Since many Nissan transmissions have the TCM as part of the valve body inside the transmission, replacement of the valve body and TCM or entire transmission will require programming of the new TCM. The typical way this should go is the parameters from the old TCM would be uploaded into a Consult III, Consult III Plus or in some cases even a Consult II or aftermarket scan tool, before it is removed from the vehicle. After the repair is complete and fluids in, the parameters from the old transmission would be downloaded to the new TCM. Confirmation with a test drive and a check for trouble codes to ensure everything worked and you’re done.
If the old TCM is damaged beyond its ability to communicate with the scan tool, or if parts were changed before finding out about this procedure, it is still possible to get the correct information into the TCM with the use of a CONSULT III or CONSULT III Plus. The transmission should function without being programmed but in a default or limp mode of operation.
It’s important not to condemn a repair until you have confirmed that the TCM is programmed correctly. When installing a used transmission with the TCM in the valve body, it’s still a good idea to program the TCM. It may have programming that works but it may not have the right parameters for your application.
TCMs and ECMs share a lot of information back and forth as the perfect shift is planned for every driving condition.

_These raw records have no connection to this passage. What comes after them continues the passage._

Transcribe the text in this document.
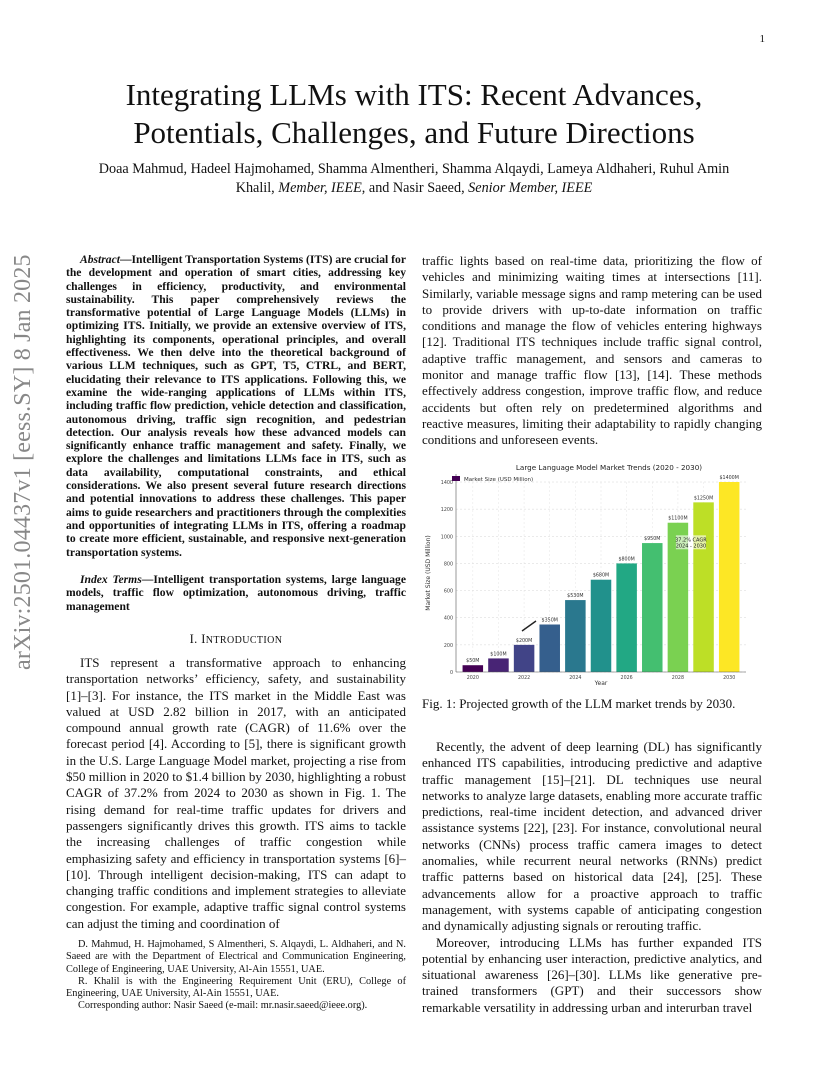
1
arXiv:2501.04437v1 [eess.SY] 8 Jan 2025
Integrating LLMs with ITS: Recent Advances,
Potentials, Challenges, and Future Directions
Doaa Mahmud, Hadeel Hajmohamed, Shamma Almentheri, Shamma Alqaydi, Lameya Aldhaheri, Ruhul Amin
Khalil, Member, IEEE, and Nasir Saeed, Senior Member, IEEE
Abstract—Intelligent Transportation Systems (ITS) are crucial for the development and operation of smart cities, addressing key challenges in efficiency, productivity, and environmental sustainability. This paper comprehensively reviews the transformative potential of Large Language Models (LLMs) in optimizing ITS. Initially, we provide an extensive overview of ITS, highlighting its components, operational principles, and overall effectiveness. We then delve into the theoretical background of various LLM techniques, such as GPT, T5, CTRL, and BERT, elucidating their relevance to ITS applications. Following this, we examine the wide-ranging applications of LLMs within ITS, including traffic flow prediction, vehicle detection and classification, autonomous driving, traffic sign recognition, and pedestrian detection. Our analysis reveals how these advanced models can significantly enhance traffic management and safety. Finally, we explore the challenges and limitations LLMs face in ITS, such as data availability, computational constraints, and ethical considerations. We also present several future research directions and potential innovations to address these challenges. This paper aims to guide researchers and practitioners through the complexities and opportunities of integrating LLMs in ITS, offering a roadmap to create more efficient, sustainable, and responsive next-generation transportation systems.
Index Terms—Intelligent transportation systems, large language models, traffic flow optimization, autonomous driving, traffic management
I. INTRODUCTION
ITS represent a transformative approach to enhancing transportation networks’ efficiency, safety, and sustainability [1]–[3]. For instance, the ITS market in the Middle East was valued at USD 2.82 billion in 2017, with an anticipated compound annual growth rate (CAGR) of 11.6% over the forecast period [4]. According to [5], there is significant growth in the U.S. Large Language Model market, projecting a rise from $50 million in 2020 to $1.4 billion by 2030, highlighting a robust CAGR of 37.2% from 2024 to 2030 as shown in Fig. 1. The rising demand for real-time traffic updates for drivers and passengers significantly drives this growth. ITS aims to tackle the increasing challenges of traffic congestion while emphasizing safety and efficiency in transportation systems [6]–[10]. Through intelligent decision-making, ITS can adapt to changing traffic conditions and implement strategies to alleviate congestion. For example, adaptive traffic signal control systems can adjust the timing and coordination of

D. Mahmud, H. Hajmohamed, S Almentheri, S. Alqaydi, L. Aldhaheri, and N. Saeed are with the Department of Electrical and Communication Engineering, College of Engineering, UAE University, Al-Ain 15551, UAE.

R. Khalil is with the Engineering Requirement Unit (ERU), College of Engineering, UAE University, Al-Ain 15551, UAE.

Corresponding author: Nasir Saeed (e-mail: mr.nasir.saeed@ieee.org).

traffic lights based on real-time data, prioritizing the flow of vehicles and minimizing waiting times at intersections [11]. Similarly, variable message signs and ramp metering can be used to provide drivers with up-to-date information on traffic conditions and manage the flow of vehicles entering highways [12]. Traditional ITS techniques include traffic signal control, adaptive traffic management, and sensors and cameras to monitor and manage traffic flow [13], [14]. These methods effectively address congestion, improve traffic flow, and reduce accidents but often rely on predetermined algorithms and reactive measures, limiting their adaptability to rapidly changing conditions and unforeseen events.
Large Language Model Market Trends (2020 - 2030)
0
200
400
600
800
1000
1200
1400
$50M
$100M
$200M
$350M
$530M
$680M
$800M
$950M
$1100M
$1250M
$1400M
2020	2022	2024	2026	2028	2030
Market Size (USD Million)
Year
Market Size (USD Million)	37.2% CAGR
2024 - 2030
Fig. 1: Projected growth of the LLM market trends by 2030.

Recently, the advent of deep learning (DL) has significantly enhanced ITS capabilities, introducing predictive and adaptive traffic management [15]–[21]. DL techniques use neural networks to analyze large datasets, enabling more accurate traffic predictions, real-time incident detection, and advanced driver assistance systems [22], [23]. For instance, convolutional neural networks (CNNs) process traffic camera images to detect anomalies, while recurrent neural networks (RNNs) predict traffic patterns based on historical data [24], [25]. These advancements allow for a proactive approach to traffic management, with systems capable of anticipating congestion and dynamically adjusting signals or rerouting traffic.

Moreover, introducing LLMs has further expanded ITS potential by enhancing user interaction, predictive analytics, and situational awareness [26]–[30]. LLMs like generative pre-trained transformers (GPT) and their successors show remarkable versatility in addressing urban and interurban travel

A mistake that is made on occasion is to assume that a problem with shifting in an automatic transmission is internal and requires the replacement of the transmission. This leads to the possibility of a costly transmission replacement not fixing the customer’s complaint.

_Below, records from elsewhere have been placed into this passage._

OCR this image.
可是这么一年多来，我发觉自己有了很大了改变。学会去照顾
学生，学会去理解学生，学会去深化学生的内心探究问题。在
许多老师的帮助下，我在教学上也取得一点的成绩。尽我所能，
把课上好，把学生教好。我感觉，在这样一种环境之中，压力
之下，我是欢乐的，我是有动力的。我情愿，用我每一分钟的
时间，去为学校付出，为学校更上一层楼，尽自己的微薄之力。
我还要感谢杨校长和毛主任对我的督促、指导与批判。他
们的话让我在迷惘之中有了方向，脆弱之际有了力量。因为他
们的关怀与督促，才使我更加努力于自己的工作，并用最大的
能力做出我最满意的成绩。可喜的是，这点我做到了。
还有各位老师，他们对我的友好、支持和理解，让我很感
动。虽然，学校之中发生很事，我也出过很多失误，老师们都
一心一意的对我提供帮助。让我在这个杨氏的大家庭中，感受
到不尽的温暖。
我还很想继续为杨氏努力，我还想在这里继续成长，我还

It is important to consider the inputs from the engine that might have an effect on the transmission’s shifting. Consider that air flow, manifold vacuum and throttle position are all taken into consideration in the timing and intensity of the shift. Any missing data will be recognized by the ECM, will cause a DTC, and will not be taken into consideration for the shift. A skewed reading might get missed by the ECM and cause the transmission to shift incorrectly. If the shift is not as it should be and no codes are present in the TCM, take a quick look at the engine data to make sure nothing is out of place before assuming it’s an internal transmission issue.
If you are cautious about the quality of your parts, immaculate in cleaning and preparation, and up to date with the technology in TCM programming, transmission repair can be fun and profitable. The important thing is to take the time to be sure of your diagnosis before removing the transmission. Guessing with expensive repairs will eventually cost you.